Spearheaded by Jeff Balmer, an ex-pat professor of architecture at the University of North Carolina in Charlotte, the efforts to prevent its demolition are rooted not just in its architectural pedigree, but also its use-value.
"In a perfect scenario, U of T would work to resuscitate the Planetarium to its original purpose," Balmer explains. "During its decades-long period of operation, [it] was highly successful, both in terms of its educational mission... and in terms of its financial performance."
The Ontario Science Centre has a planetarium but it pales in size compared to McLaughlin, which served an educational purpose first and foremost (stoner trips to see the Pink Floyd laser light show were secondary, though fun). That purpose, argues Balmer, has never been more important.
"In a post-fact world, where the fundamental principals of scientific knowledge is being undermined, public planetariums like those in New York, Chicago, L.A., (and once upon a time, Toronto) are significant standard bearers for science education and a bulwark against attempts to undermine public confidence in science."
The campaign to preserve the building has been endorsed by Docomomo (both the international and US divisions), an organization that seeks to catalogue and protect modern architecture, which has helped to bolster the cause.
Balmer has also submitted the McLaughlin Planetarium to the 2018 World Monuments Watch, a list published every two years that catalogues important cultural heritage sites under threat. Inclusion here would help to put the planned demise of the building on more people's radar.

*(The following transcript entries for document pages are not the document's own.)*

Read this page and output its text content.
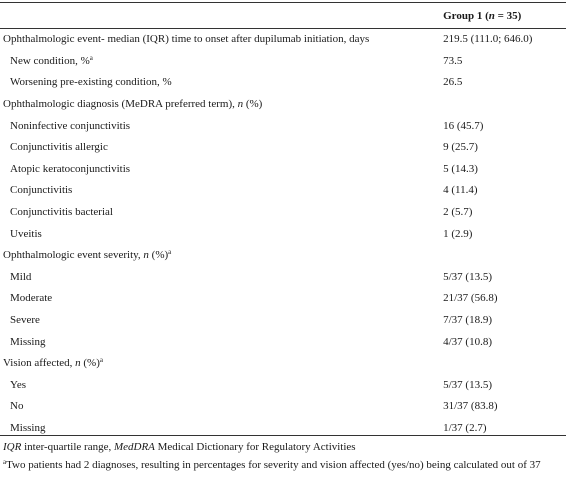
	Group 1 (n = 35)
Ophthalmologic event- median (IQR) time to onset after dupilumab initiation, days	219.5 (111.0; 646.0)
New condition, %$^a$	73.5
Worsening pre-existing condition, %	26.5
Ophthalmologic diagnosis (MeDRA preferred term), n (%)	
Noninfective conjunctivitis	16 (45.7)
Conjunctivitis allergic	9 (25.7)
Atopic keratoconjunctivitis	5 (14.3)
Conjunctivitis	4 (11.4)
Conjunctivitis bacterial	2 (5.7)
Uveitis	1 (2.9)
Ophthalmologic event severity, n (%)$^a$	
Mild	5/37 (13.5)
Moderate	21/37 (56.8)
Severe	7/37 (18.9)
Missing	4/37 (10.8)
Vision affected, n (%)$^a$	
Yes	5/37 (13.5)
No	31/37 (83.8)
Missing	1/37 (2.7)
IQR inter-quartile range, MedDRA Medical Dictionary for Regulatory Activities
$^a$Two patients had 2 diagnoses, resulting in percentages for severity and vision affected (yes/no) being calculated out of 37
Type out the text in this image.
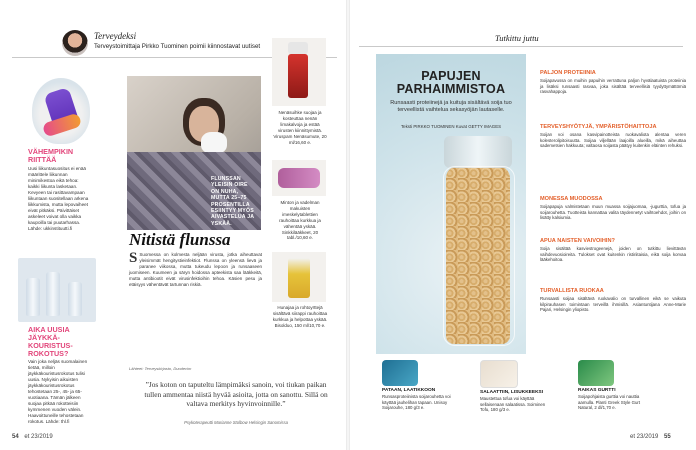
Terveydeksi
Terveystoimittaja Pirkko Tuominen poimii kiinnostavat uutiset
VÄHEMPIKIN RIITTÄÄ
Uusi liikuntasuositus ei enää määrittele liikunnan minimikestoa eikä tehoa: kaikki liikunta lasketaan. Kevyeen tai rasittavampaan liikuntaan suositellaan arkena liikkumista, mutta lepovaiheet eivät pitkäksi. Päivittäiset askeleet voivat olla vaikka kaupoilla tai puutarhassa. Lähde: ukkinstituutti.fi
AIKA UUSIA JÄYKKÄ-KOURISTUS-ROKOTUS?
Vain joka neljäs suomalainen tietää, milloin jäykkäkouristusrokotus tulisi uusia. Nykyisin aikuisten jäykkäkouristusrokotus tehostetaan 25-, 45- ja 65-vuotiaana. Tämän jälkeen suojaa pitkää rokotteisiin kymmenen vuoden välein. Haavoittuneille tehostetaan rokotus. Lähde: thl.fi
FLUNSSAN YLEISIN OIRE ON NUHA, MUTTA 25–75 PROSENTILLA ESIINTYY MYÖS AIVASTELUA JA YSKÄÄ.
Nitistä flunssa
S Suomessa on kolmesta neljään virusta, jotka aiheuttavat yleisimmät hengitystieinfektiot. Flunssa on yleensä lievä ja paranee viikossa, mutta tukeudu lepoon ja runsaaseen juomiseen. Kuumeen ja säryn hoidossa apteekista saa lääkkeitä, mutta antibiootit eivät virusinfektioihin tehoa. Käsien pesu ja etäisyys vähentävät tartunnan riskiä.
Lähteet: Terveyskirjasto, Duodecim
Nenäsuihke suojaa ja kosteuttaa nenän limakalvoja ja estää virusten kiinnittymistä. Viruspam Nenäsumute, 20 ml/16,60 e.
Minton ja vadelman makuisten imeskelytablettien rauhoittaa kurkkua ja vähentää yskää. Sinkkilääkkeet, 20 tabl./10,60 e.
Hunajaa ja rohtoyrttejä sisältävä siirappi rauhoittaa kurkkua ja helpottaa yskää. Bisolduo, 150 ml/10,70 e.
”Jos koton on taputeltu lämpimäksi sanoin, voi tiukan paikan tullen ammentaa niistä hyvää asioita, jotta on sanottu. Sillä on valtava merkitys hyvinvoinnille.”
Psykoterapeutti Marianne Stolbow Helsingin Sanomissa
54 et 23/2019
Tutkittu juttu
PAPUJEN PARHAIMMISTOA
Runsaasti proteiinejä ja kuituja sisältävä soija tuo terveellistä vaihtelua sekasyöjän lautaselle.
Teksti PIRKKO TUOMINEN Kuvat GETTY IMAGES
PALJON PROTEIINIA
Soijapavussa on muihin papuihin verrattuna paljon hyvälaatuista proteiinia ja lisäksi runsaasti rasvaa, joka sisältää terveellisiä tyydyttymättömiä rasvahappoja.
TERVEYSHYÖTYJÄ, YMPÄRISTÖHAITTOJA
Soijan voi osana kasvipainotteista ruokavaliota alentaa veren kolesterolipitoisuutta. Soijaa viljellään laajoilla alueilla, mikä aiheuttaa sademetsien hakkuuta; valtaosa soijasta päätyy kuitenkin eläinten rehuksi.
MONESSA MUODOSSA
Soijapapuja valmistetaan muun muassa soijajuomaa, -jugurttia, tofua ja soijarouhetta. Tuotteista kannattaa valita täydennetyt vaihtoehdot, joihin on lisätty kalsiumia.
APUA NAISTEN VAIVOIHIN?
Soija sisältää kasviestrogeenejä, joiden on tutkittu lievittävän vaihdevuosioireita. Tulokset ovat kuitenkin ristiriitaisia, eikä soija korvaa lääkehoitoa.
TURVALLISTA RUOKAA
Runsaasti soijaa sisältävä ruokavalio on turvallinen eikä se vaikuta kilpirauhasen toimintaan terveillä ihmisillä. Asiantuntijana Anne-Marie Pajari, Helsingin yliopisto.
PATAAN, LAATIKKOON
Runsasproteiinista soijarouhetta voi käyttää jauhelihan tapaan. Unisoy Soijarouhe, 180 g/3 e.
SALAATTIIN, LISUKKEEKSI
Maustettua tofua voi käyttää sellaisenaan salaatissa. Soiminen Tofu, 180 g/3 e.
RAIKAS GURTTI
Soijapohjaista gurttia voi nauttia aamulla. Planti Greek Style Gurt Natural, 2 dl/1,70 e.
et 23/2019 55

If the broader public discussion surrounding the McLaughlin Planetarium has been mostly quiet as of late that's probably because there's been very little news about its replacement.
A year ago, U of T announced that Diller Scofidio + Renfro would work with architectsAlliance on what will be called the Centre for Civilizations and Cultures, though not designs have been publicly released as of yet.
I'd suspect that calls for the preservation of the planetarium will increase as the redevelopment process moves forward and demolition becomes an imminent threat. In the meantime, Balmer's Facebook group and petition to save the building continue to grow.
He's had some success with preservation in Toronto before, having been a leader in the successful drive to hold Ryerson accountable to its agreement to preserve and re-install the Sam the Record Man sign (which is finally supposed to happen this year). Mid-century architecture can, however, be a tough sell.
Toronto has a troubling relationship with modern buildings, which are often devalued because they're not old enough to be deemed worthy of saving. The list of important buildings that we've torn down from this period is a cultural tragedy. Many would like to save the McLaughlin Planetarium from a similar fate.
"Because Toronto is such a desirable place to live, it has undergone tremendous development pressures, pressures that have led to an acceleration in the demolition of buildings throughout the city," Balmer notes.
"This calls for a renewed focus on preserving whatâs worth keeping, while allowing for the inevitable loss of older building stock of lesser merit... McLaughlin is clearly worthy, not only for its architectural merits, but because of its significance as a public institution remembered fondly and that served a vital public service."